(Bonus points to anybody who can name the game…)
Been a hectic couple of weeks in Sarah-land. After some very hectic stuff both at home and work, Dearly Beloved and I decided on a whim to have a rare weekend away together, which we achieved last week. Was many shades of awesome: we went via Bugman’s at Warhammer World and drank copious amounts of coffee (WAS DRIVING, ‘K?) with some very pleasant company indeed, before battling our way through Derby to Alton Towers ‘Splash Landings’ hotel.
Now THERE was some fun to be had! Lots of water, lots of idly floating along the Lazy River on a rubber ring, lots of water in my inner ear making me temporarily deaf… I ALWAYS know it’s going to happen, but still do it anyway. Lots of reading W40K stuff: I finished Mr. Kyme’s delicious ‘Salamander’ and read through a couple of others as well over the course of the weekend. Am contemplating which one to read next. Will probably give in to pressure and read ‘Gaunt’s Ghosts’ now. Although I WANT to read either ‘Cadian Blood’ or ‘Iron Company’.

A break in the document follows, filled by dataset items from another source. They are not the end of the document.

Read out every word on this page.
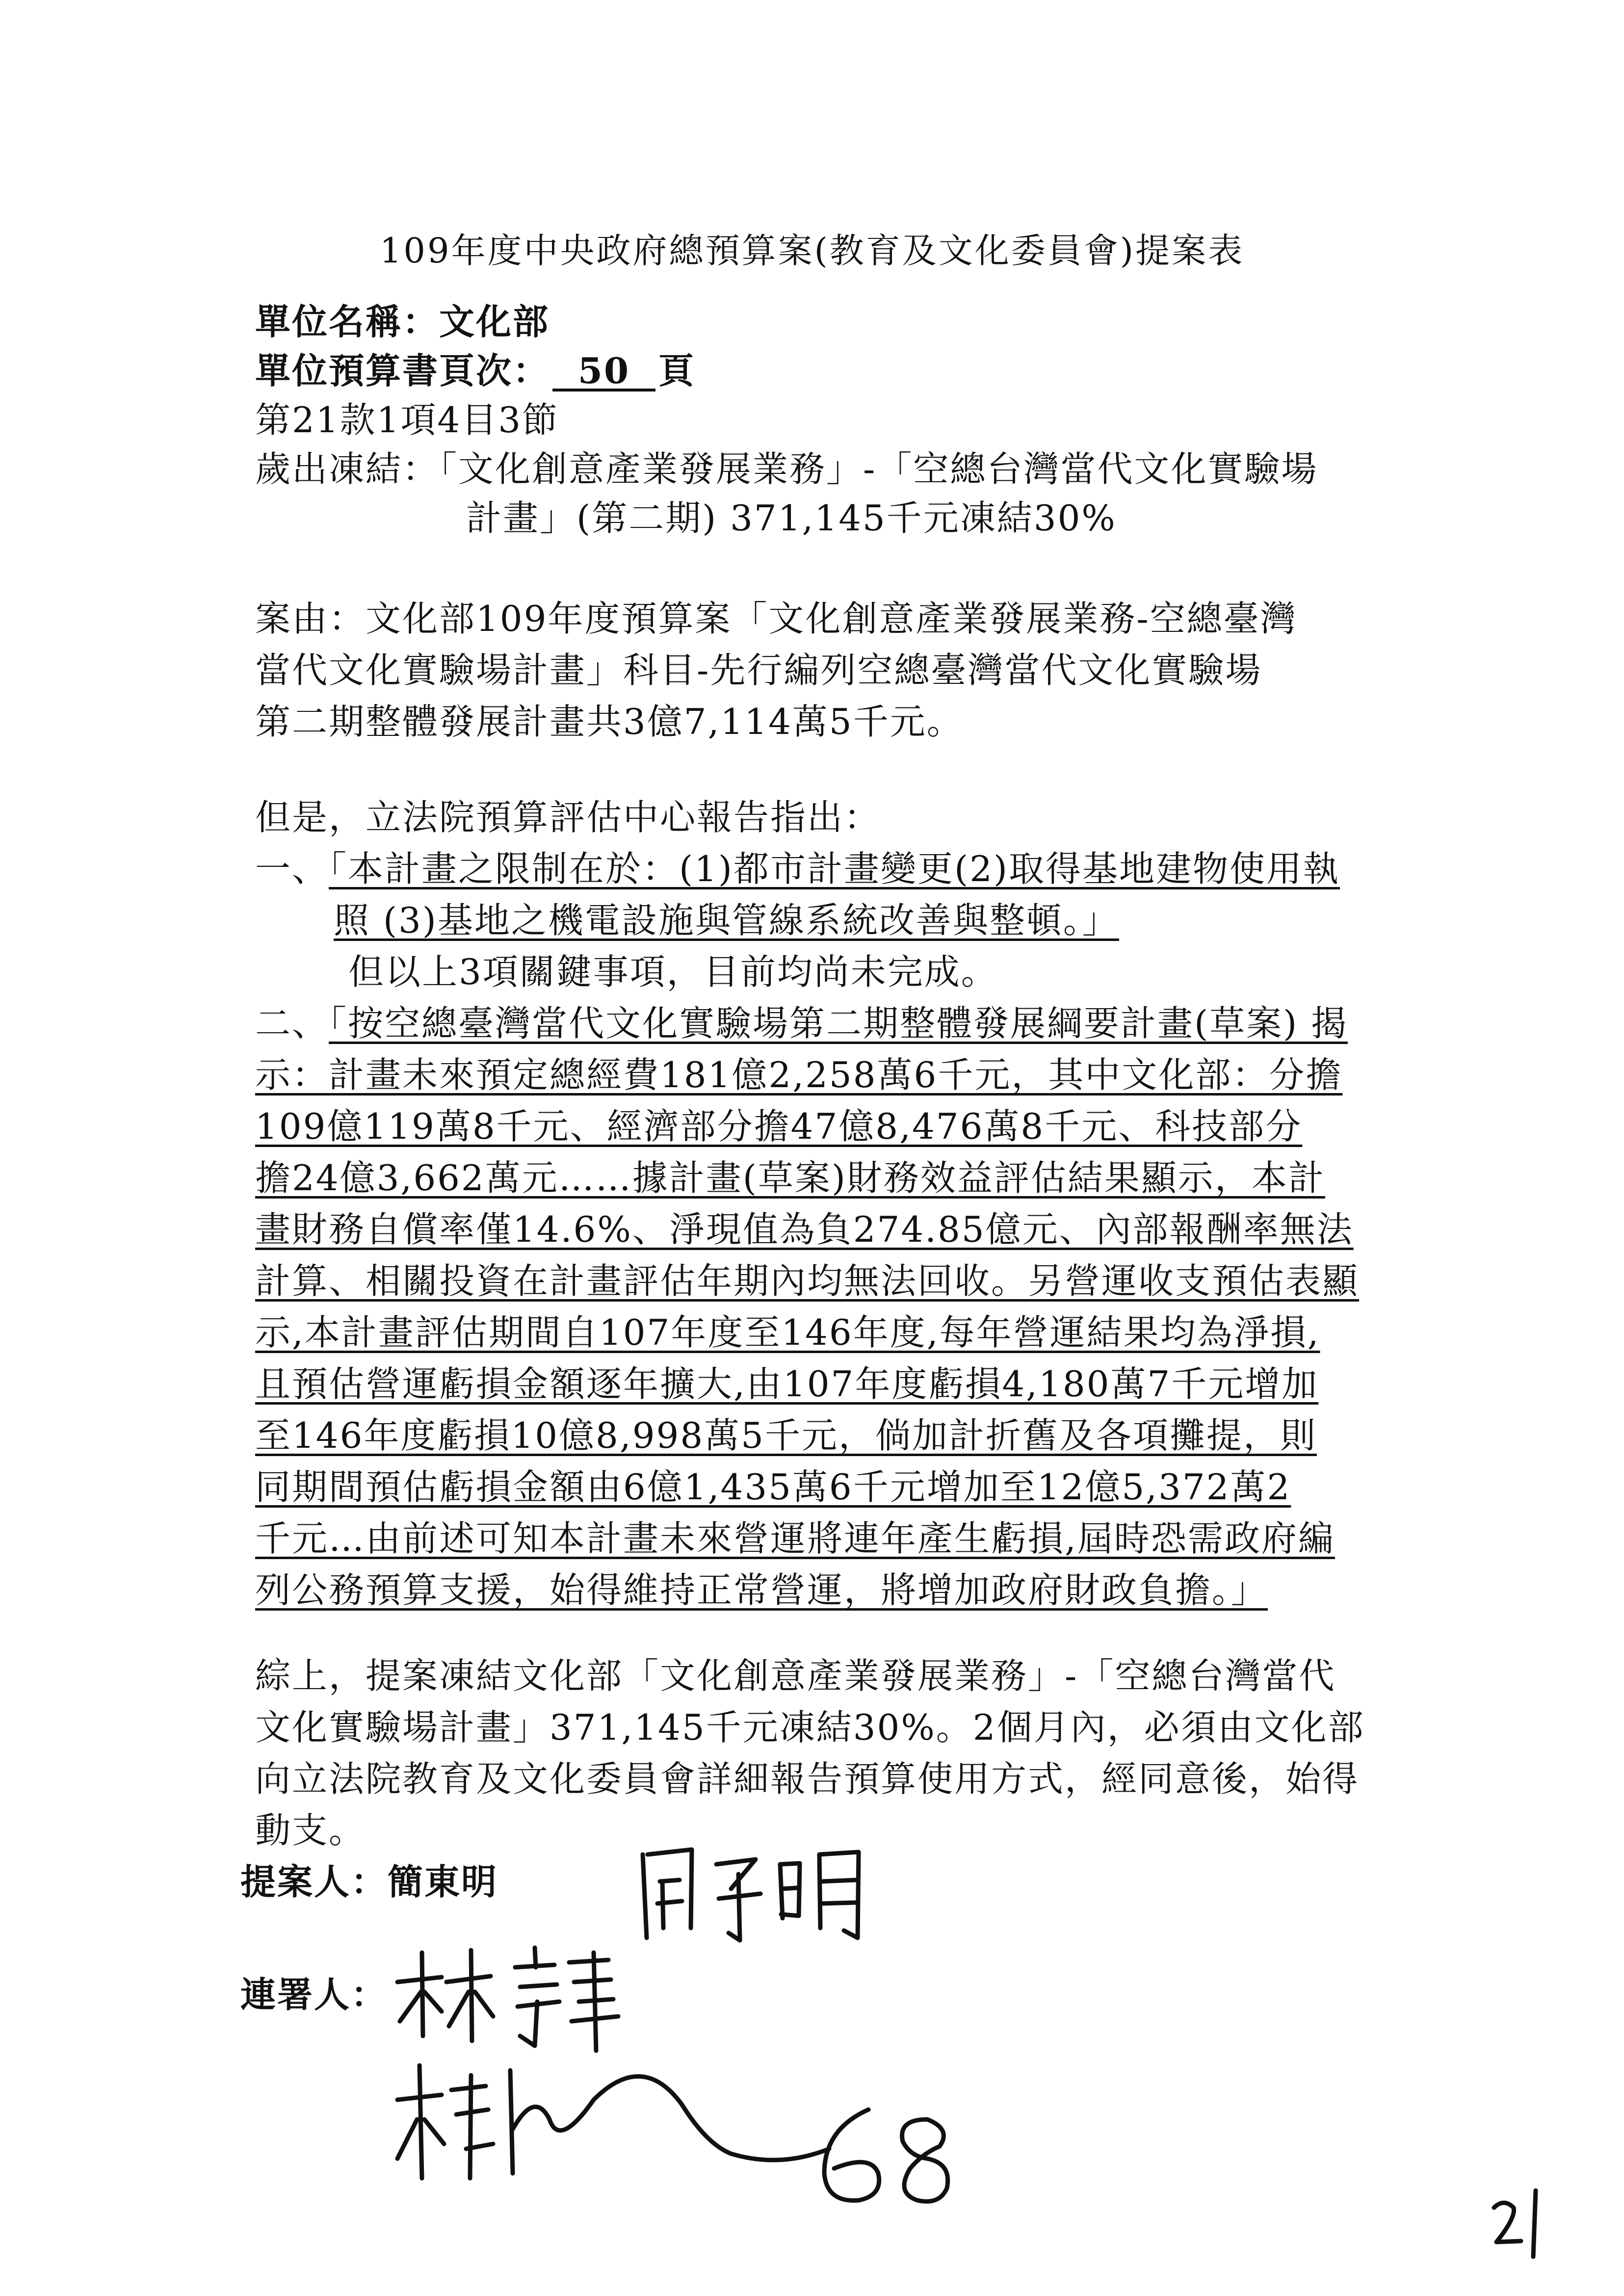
109年度中央政府總預算案(教育及文化委員會)提案表
單位名稱：文化部
單位預算書頁次： 50 頁
第21款1項4目3節
歲出凍結：「文化創意產業發展業務」-「空總台灣當代文化實驗場
計畫」(第二期) 371,145千元凍結30%
案由：文化部109年度預算案「文化創意產業發展業務-空總臺灣
當代文化實驗場計畫」科目-先行編列空總臺灣當代文化實驗場
第二期整體發展計畫共3億7,114萬5千元。
但是，立法院預算評估中心報告指出：
一、「本計畫之限制在於：(1)都市計畫變更(2)取得基地建物使用執
照 (3)基地之機電設施與管線系統改善與整頓。」
但以上3項關鍵事項，目前均尚未完成。
二、「按空總臺灣當代文化實驗場第二期整體發展綱要計畫(草案) 揭
示：計畫未來預定總經費181億2,258萬6千元，其中文化部：分擔
109億119萬8千元、經濟部分擔47億8,476萬8千元、科技部分
擔24億3,662萬元……據計畫(草案)財務效益評估結果顯示，本計
畫財務自償率僅14.6%、淨現值為負274.85億元、內部報酬率無法
計算、相關投資在計畫評估年期內均無法回收。另營運收支預估表顯
示,本計畫評估期間自107年度至146年度,每年營運結果均為淨損,
且預估營運虧損金額逐年擴大,由107年度虧損4,180萬7千元增加
至146年度虧損10億8,998萬5千元，倘加計折舊及各項攤提，則
同期間預估虧損金額由6億1,435萬6千元增加至12億5,372萬2
千元…由前述可知本計畫未來營運將連年產生虧損,屆時恐需政府編
列公務預算支援，始得維持正常營運，將增加政府財政負擔。」
綜上，提案凍結文化部「文化創意產業發展業務」-「空總台灣當代
文化實驗場計畫」371,145千元凍結30%。2個月內，必須由文化部
向立法院教育及文化委員會詳細報告預算使用方式，經同意後，始得
動支。
提案人：簡東明
連署人：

So that was last weekend. I came back to work on Monday feeling very chilled out.
Didn’t last long.
They’ve been replacing the windows in our block at the hospital and this has created seven shades of uproar. No desk, no electric, nowhere to go… I was a homeless little soul wandering the corridors of the University Hospital of North Tees like a shade, taking refuge in any empty desk spaces I could find.
Have office (and electric) back now. New windows are very nice… but they’re still letting all the cold in, through vents which are apparently ‘closed’. Freezing, it is.
Also been very busy engaged in a writing project that’s seen me strip back one of my stories and jiggle it around to (hopefully) make it better. That’s been fun.
And before you know it, weeks have gone past and you’ve still got a billion things to do.
The Christmas scene is upon us once again. Nothing planned: Small Son is at his dad’s place this year (only fair: he HAS been with me for the last four years – largely due to ex’s incompetence rather than planning).
(Aside: a friend just sent me this link. Some people are strange. Plus, the co-presenter on the local radio breakfast show has changed her name by deed poll to ‘Vote Joe’ for the local chap who’s in that X-Factor rubbish).
Where was I? Oh, yes. Christmas.
My birthday 17th, Dearly Beloved’s on the 20th… so many things to celebrate, but there’s something far more important that needs to be handled before any of that can start.
On the 10th December, it will be 9 years since my mother died. The pain of that has lessened as the years have drifted past, but there are still moments when the sting of her loss gets too much to bear. Now, though – now, I cry about it. Which whilst it doesn’t sound good, actually is. I made myself a bit loopy for a while in the first couple of years after she died by ‘coping admirably’.
I miss my mum. Every day for the past nine years I have thought that at least once a day. When I want to talk to her, I can’t (not without attracting the odd funny look from people – and I DO talk to her in the car). What I find hardest to deal with is the fact she never got to see Small Son grow into the awesome little soul that he is today. She never got to hear him say crazy things like ‘in the old days, it was sunny’, or be delighted to hear that he got 36/40 on his mental maths test today.
Would she be proud of him? Hell, yes.
Would she be proud of me? I really, really hope so. It’s memories of her and her non-physical presence gently encouraging me to push further than I ever have in some aspects of my life. It’s memories of her and how well-loved she was by everyone who knew her that drive me to emulate her.
I always believed, after she died, that what made my mum my mum lives on. It’s in my head, in my heart, in my soul. Physical mum may be nine years gone, but the mum I knew and loved is still there. It’s just harder to hug her.
Ah, this is coming out all maudlin and it’s not meant that way. I’ll forever be grateful that I got to spend as many years of my life with her as I did. She was a good old stick.
So… onwards to December and whatever it may bring.